In einem kurzweiligen Impulsreferat brachte die Referentin Flavie Singirakabo, die in Stuttgart als systemischer Coach und Heilpraktikerin arbeitet, den Besucherinnen und Besuchern das Thema näher. „Was ist nachhaltig und warum empfinden wir etwas als nachhaltig“ wollte sie von den Anwesenden wissen. Unternehmen wie vaude und dm wurden genannt, genauso wie die GLS-Bank. „Und warum verbinden wir die mit Nachhaltigkeit?“ fragte Singirankabo weiter. Sie respektieren Standarts, war die Antwort des Publikums. „Nachhaltig ist gleich enkelgerecht“, erklärte die quirlige Referentin. „Mit unserem Handeln heute auch die Zukunft sichern“. Ein ganz einfaches Beispiel für soziale Nachhaltigkeit sei unser Körper, versuchte sie das etwas abstrakte Thema zu veranschaulichen. Er spiele perfekt zusammen, um uns am Leben zu erhalten. Die Hand würde nie auf die Idee kommen, mehr Blut für sich zu beanspruchen, als für den Fuß. Denn dann würde das System aus dem Gleichgewicht geraten. Gemeinsam mit dem Publikum sucht sie nach Antworten darauf, warum unser Gesellschaftssystem aus dem Gleichgewicht geraten ist, und wir aus Angst, zu kurz zu kommen oder ausgenutzt zu werden oft weder sozial noch nachhaltig handeln.
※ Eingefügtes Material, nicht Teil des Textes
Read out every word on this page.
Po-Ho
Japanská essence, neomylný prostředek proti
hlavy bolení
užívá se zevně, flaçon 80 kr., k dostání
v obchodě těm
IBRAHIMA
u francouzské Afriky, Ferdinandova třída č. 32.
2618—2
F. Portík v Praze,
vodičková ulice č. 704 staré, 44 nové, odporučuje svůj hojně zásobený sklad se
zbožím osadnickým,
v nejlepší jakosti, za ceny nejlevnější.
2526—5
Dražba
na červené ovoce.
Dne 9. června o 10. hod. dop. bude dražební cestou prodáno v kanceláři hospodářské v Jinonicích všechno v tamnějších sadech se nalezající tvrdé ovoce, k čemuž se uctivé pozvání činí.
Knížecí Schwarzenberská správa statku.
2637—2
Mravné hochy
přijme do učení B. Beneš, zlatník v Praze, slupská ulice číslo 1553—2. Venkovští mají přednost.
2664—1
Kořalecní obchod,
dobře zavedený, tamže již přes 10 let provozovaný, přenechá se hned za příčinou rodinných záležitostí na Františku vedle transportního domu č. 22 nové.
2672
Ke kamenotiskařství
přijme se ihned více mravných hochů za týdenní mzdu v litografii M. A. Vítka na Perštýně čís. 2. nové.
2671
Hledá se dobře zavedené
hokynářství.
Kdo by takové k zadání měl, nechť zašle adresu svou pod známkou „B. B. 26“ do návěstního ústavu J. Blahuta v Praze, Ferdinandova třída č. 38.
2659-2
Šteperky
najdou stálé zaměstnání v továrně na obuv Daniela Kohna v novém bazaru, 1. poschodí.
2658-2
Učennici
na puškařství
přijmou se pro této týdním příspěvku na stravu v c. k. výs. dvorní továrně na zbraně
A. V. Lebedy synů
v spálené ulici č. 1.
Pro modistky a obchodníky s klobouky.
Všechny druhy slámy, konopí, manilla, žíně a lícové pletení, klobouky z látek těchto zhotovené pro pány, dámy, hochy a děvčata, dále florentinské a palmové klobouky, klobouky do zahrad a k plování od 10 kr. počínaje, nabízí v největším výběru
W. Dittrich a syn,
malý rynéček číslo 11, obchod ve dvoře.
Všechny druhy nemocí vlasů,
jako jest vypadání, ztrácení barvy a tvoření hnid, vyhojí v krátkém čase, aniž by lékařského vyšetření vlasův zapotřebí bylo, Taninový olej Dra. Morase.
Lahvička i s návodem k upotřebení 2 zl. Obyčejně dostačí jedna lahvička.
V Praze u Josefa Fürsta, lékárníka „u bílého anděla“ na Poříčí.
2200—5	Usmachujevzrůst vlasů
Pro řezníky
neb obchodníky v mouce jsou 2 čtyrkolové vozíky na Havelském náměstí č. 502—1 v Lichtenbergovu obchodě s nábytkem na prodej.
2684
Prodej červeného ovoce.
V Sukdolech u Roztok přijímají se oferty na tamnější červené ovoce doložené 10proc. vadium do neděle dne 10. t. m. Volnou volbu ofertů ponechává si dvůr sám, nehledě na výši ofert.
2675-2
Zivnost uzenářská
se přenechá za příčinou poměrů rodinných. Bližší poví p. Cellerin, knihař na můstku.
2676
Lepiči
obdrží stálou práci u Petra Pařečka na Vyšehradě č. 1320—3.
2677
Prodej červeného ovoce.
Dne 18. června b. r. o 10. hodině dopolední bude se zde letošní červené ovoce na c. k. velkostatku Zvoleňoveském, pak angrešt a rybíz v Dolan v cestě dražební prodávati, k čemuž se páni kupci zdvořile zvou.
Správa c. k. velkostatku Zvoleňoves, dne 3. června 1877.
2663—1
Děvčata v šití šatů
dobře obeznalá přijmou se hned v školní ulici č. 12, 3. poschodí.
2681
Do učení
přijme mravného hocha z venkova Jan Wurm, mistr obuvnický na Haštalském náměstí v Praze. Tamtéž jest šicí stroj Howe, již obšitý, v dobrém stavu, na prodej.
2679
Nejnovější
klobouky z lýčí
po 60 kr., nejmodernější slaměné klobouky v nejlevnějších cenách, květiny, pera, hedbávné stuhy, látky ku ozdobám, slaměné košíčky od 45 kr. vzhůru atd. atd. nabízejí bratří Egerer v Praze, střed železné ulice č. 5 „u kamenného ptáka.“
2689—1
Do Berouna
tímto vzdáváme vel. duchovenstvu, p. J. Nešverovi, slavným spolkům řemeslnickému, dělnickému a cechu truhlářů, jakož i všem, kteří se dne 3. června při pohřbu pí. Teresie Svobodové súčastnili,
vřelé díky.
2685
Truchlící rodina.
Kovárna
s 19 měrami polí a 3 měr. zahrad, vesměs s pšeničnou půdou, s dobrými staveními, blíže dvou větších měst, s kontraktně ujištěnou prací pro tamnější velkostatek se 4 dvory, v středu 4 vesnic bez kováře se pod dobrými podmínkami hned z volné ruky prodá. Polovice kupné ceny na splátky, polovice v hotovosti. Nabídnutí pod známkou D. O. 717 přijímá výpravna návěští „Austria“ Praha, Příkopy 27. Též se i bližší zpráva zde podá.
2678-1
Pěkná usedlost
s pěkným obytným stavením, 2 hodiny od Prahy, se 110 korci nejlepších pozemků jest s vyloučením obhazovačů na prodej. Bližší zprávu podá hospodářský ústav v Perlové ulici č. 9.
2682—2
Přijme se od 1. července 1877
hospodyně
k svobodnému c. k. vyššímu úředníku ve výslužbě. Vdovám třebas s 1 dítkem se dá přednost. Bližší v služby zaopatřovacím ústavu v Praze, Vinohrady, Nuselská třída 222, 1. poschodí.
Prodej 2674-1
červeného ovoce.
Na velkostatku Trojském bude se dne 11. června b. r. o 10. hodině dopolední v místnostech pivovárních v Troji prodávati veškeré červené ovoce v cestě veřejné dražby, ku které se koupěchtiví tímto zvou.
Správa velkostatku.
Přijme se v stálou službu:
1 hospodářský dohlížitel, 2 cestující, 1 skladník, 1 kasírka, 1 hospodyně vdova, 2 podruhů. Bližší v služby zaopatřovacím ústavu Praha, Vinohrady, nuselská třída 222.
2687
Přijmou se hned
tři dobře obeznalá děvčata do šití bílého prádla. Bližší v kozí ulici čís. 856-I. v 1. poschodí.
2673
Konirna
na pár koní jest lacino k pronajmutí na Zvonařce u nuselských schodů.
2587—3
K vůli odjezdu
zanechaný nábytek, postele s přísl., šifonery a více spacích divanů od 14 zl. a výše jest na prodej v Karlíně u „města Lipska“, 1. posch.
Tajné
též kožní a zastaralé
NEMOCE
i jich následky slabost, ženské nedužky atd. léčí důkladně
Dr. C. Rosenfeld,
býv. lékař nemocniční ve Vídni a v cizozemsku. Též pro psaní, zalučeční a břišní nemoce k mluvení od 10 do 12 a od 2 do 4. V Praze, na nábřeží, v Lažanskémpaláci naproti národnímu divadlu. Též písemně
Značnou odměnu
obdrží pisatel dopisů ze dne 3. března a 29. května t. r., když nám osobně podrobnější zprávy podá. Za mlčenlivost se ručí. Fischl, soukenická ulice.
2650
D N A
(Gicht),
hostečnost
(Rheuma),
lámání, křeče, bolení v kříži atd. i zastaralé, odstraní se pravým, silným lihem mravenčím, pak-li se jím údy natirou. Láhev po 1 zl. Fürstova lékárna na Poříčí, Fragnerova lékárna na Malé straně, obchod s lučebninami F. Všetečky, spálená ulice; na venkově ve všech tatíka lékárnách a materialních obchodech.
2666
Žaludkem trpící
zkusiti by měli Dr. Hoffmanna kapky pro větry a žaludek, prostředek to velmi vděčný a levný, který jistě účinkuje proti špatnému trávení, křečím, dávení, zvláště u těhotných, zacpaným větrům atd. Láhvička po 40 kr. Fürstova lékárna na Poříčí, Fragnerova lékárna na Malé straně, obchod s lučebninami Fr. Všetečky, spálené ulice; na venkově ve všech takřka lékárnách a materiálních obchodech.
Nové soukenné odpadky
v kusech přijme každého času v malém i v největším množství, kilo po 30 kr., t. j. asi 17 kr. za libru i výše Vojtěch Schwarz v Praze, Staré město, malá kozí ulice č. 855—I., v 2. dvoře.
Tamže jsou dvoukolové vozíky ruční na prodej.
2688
Bezugnehmend auf ihre Wurzeln, ihre Eltern sind in Burundi geboren und aufgewachsen, beschreibt Singirankabo, dass in diesem kleinen ostafrikanischen Land, das zu den ärmsten Ländern der Welt gehört, Gemeinschaft und Teilen einen ganz großen Stellenwert habe. Hier in Europa scheine ihr, müsse das erst wieder mühsam gelernt werden. Gemeinschaft sei etwas Soziales und die Gemeinschaft müss nachhaltig sein, um fortbestehen zu können. So einfach sei das.
Tolle Beispiele für Menschen, die sich in unserer Gesellschaft mehr Gemeinsinn wünschen, hatte Schwarz ebenfalls zu ihrer Veranstaltung eingeladen. Ihnen die Möglichkeit geben, bekannter zu werden aber vor allem auch um aufzuzeigen, dass es durchaus viele engagierte Menschen um uns herum gibt, war ihre Idee dahinter.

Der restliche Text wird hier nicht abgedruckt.